Freedmen's Bureau Agent at Walthourville, Georgia, to the Georgia Freedmen's Bureau Assistant Commissioner; and Reply from the Assistant Commissioner's Headquarters

Walthourville Liberty Co Geo  Decr 20/66

General,  Stephen Baker Cold aged 76 years is now before me & states that he & a little boy constitute his whole working force–  They two together have raised 30 bushels of corn & 30 bushels of rice this year–  Out of this he has to support & clothe himself his disabled & decrepit wife and three small children–  He has applied to me to take off his hands his brother Prince Bacon aged over 100 years, & who was a young man in the revolutionary war–  Old Stephen has been supporting him throughout & finding himself sinking into the arms of impotent age calls for help to perform a duty towards his brother–  Prince has children at a distance but they will do nothing for their aged parent–  In fact they are old themselves–

I report this case as one that merits assistance not only on account of the aged 100 year-old Prince–but also to assist old Stephen who has heroically supported his brother till now that he can do so no longer–  Respectfully

E Yulee

[Savannah, Ga.] December 21″ [186]6

Sir   Your communication of the 20″ inst. in regard to the aged freedman Prince–is received.  The Assistant Commissioner directs me to reply that he can be received into the Freedmens Hospital, in this city, where he will be taken care of   Upon your application, transportation, and an order for his admission thereto, will be forwarded to you   I am very Respectfully, Your Obt Servant

Eugene Pickett

E Yulee to Bvt. Majr Genl Davis Tillson, 20 Dec. [18]66, Unregistered Letters Received, series 632, GA Assistant Commissioner, Bureau of Refugees, Freedmen, & Abandoned Lands, Record Group 105, National Archives; Capt Eugene Pickett to E Yulee Esq., 21 Dec. [186]6, vol. 15, p. 454, Press Copies of Letters Sent, series 625, GA Assistant Commissioner, Bureau of Refugees, Freedmen, & Abandoned Lands, Record Group 105, National Archives.

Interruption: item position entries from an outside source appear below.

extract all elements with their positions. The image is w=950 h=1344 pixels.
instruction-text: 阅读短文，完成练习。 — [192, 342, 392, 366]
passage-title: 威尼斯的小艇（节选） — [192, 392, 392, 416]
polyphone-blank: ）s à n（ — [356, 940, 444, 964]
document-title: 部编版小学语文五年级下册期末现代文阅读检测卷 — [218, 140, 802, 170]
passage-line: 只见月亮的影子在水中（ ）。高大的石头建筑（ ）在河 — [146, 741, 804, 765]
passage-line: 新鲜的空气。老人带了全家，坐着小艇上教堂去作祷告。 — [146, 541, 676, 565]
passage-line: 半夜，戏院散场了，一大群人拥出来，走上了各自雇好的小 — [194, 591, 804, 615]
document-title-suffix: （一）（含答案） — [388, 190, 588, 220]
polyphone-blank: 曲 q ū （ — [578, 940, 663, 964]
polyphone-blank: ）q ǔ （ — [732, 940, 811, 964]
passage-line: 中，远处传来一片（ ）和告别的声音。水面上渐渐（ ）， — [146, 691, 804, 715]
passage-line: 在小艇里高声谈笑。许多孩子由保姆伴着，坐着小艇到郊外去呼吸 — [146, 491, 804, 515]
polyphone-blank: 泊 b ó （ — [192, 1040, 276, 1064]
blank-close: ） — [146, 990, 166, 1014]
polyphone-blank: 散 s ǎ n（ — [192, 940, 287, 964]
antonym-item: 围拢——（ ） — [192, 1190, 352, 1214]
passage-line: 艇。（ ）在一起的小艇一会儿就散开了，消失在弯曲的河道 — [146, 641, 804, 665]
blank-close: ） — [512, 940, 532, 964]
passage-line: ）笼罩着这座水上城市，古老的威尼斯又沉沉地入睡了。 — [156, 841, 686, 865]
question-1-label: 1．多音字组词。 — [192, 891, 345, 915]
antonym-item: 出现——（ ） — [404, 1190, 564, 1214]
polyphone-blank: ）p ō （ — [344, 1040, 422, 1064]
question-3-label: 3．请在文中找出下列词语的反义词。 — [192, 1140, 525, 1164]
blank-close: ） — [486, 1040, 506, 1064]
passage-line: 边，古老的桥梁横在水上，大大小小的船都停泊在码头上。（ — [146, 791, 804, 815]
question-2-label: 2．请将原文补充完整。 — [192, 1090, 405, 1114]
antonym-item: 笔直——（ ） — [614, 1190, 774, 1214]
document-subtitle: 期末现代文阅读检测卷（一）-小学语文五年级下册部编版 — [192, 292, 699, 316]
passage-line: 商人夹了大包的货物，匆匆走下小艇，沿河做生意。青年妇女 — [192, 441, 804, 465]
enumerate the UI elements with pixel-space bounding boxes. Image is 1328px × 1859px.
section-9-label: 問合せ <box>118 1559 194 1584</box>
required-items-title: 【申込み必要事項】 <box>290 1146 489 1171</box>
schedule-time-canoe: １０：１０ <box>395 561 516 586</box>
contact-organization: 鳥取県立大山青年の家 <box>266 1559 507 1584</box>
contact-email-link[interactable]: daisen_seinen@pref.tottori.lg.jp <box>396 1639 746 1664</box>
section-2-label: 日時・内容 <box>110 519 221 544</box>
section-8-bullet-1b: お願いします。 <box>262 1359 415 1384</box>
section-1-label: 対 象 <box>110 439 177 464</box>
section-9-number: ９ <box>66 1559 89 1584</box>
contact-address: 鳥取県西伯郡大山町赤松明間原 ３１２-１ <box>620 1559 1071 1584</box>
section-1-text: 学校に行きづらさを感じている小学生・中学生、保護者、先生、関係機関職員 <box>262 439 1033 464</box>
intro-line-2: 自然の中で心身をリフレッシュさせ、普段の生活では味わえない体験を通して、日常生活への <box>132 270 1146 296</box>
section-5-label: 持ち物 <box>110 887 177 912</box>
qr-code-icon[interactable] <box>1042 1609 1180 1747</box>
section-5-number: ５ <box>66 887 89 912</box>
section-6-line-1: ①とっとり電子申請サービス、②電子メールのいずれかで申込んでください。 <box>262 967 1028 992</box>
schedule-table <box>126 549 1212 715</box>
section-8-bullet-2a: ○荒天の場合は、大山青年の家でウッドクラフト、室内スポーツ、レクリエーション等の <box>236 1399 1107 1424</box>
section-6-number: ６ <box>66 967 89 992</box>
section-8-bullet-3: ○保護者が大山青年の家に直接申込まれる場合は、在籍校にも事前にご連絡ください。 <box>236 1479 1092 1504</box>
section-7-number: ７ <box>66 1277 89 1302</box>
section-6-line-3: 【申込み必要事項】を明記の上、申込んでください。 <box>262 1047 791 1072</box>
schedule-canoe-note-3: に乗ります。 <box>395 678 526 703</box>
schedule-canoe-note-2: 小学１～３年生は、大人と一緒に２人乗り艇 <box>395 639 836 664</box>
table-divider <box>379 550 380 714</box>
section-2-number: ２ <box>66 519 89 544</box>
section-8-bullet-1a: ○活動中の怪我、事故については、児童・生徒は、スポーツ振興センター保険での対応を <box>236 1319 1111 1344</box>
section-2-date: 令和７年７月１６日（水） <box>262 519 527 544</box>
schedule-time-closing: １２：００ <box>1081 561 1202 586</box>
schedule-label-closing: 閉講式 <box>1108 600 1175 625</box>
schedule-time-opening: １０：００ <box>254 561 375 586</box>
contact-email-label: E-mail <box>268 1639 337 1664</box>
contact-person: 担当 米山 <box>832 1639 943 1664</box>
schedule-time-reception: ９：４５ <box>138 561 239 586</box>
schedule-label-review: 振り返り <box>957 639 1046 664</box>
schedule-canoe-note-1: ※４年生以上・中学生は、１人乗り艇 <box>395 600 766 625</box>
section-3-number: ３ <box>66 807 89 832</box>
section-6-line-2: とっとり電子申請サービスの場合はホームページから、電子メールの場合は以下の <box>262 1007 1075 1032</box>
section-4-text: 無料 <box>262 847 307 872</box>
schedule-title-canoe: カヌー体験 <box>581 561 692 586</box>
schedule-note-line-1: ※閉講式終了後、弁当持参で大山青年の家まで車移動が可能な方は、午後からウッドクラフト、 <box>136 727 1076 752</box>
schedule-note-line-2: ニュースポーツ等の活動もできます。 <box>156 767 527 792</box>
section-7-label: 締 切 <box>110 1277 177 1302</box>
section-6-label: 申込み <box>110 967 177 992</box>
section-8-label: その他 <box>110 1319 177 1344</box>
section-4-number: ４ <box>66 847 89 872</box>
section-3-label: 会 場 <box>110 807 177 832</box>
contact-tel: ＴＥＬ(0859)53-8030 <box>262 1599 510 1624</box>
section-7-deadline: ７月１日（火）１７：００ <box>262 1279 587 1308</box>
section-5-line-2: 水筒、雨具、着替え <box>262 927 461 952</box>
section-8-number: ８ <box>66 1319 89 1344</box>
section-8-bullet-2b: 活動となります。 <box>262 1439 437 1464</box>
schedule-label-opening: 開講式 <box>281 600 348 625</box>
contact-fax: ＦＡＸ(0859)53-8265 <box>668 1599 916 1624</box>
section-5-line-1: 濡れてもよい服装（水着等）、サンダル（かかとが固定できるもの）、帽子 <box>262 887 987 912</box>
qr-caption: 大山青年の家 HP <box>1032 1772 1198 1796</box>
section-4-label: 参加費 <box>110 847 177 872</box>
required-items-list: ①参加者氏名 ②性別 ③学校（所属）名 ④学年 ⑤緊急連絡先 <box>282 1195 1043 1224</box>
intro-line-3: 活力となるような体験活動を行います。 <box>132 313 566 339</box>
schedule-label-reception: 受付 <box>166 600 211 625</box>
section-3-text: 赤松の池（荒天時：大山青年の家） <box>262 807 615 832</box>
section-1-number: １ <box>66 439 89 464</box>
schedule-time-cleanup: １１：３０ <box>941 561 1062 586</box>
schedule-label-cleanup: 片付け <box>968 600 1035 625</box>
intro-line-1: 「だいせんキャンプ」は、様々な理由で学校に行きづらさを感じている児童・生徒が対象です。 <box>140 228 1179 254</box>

Prince Bacon and his kin evidently objected to the idea of sending him to Savannah, but the assistant commissioner's headquarters responded that “[t]he freedman Prince cannot be supported by the Government unless he will go to Hospital.” (Capt Eugene Pickett to E. Yulee Esqr, 18 Jan. [1867], vol. 15, p. 580, Press Copies of Letters Sent, series 625, GA Assistant Commissioner, Bureau of Refugees, Freedmen, & Abandoned Lands, Record Group 105, National Archives.) The communication from Yulee to which that pronouncement was a response has not been found among the letters received by the assistant commissioner.

Published in Land and Labor, 1866–1867, p. 784.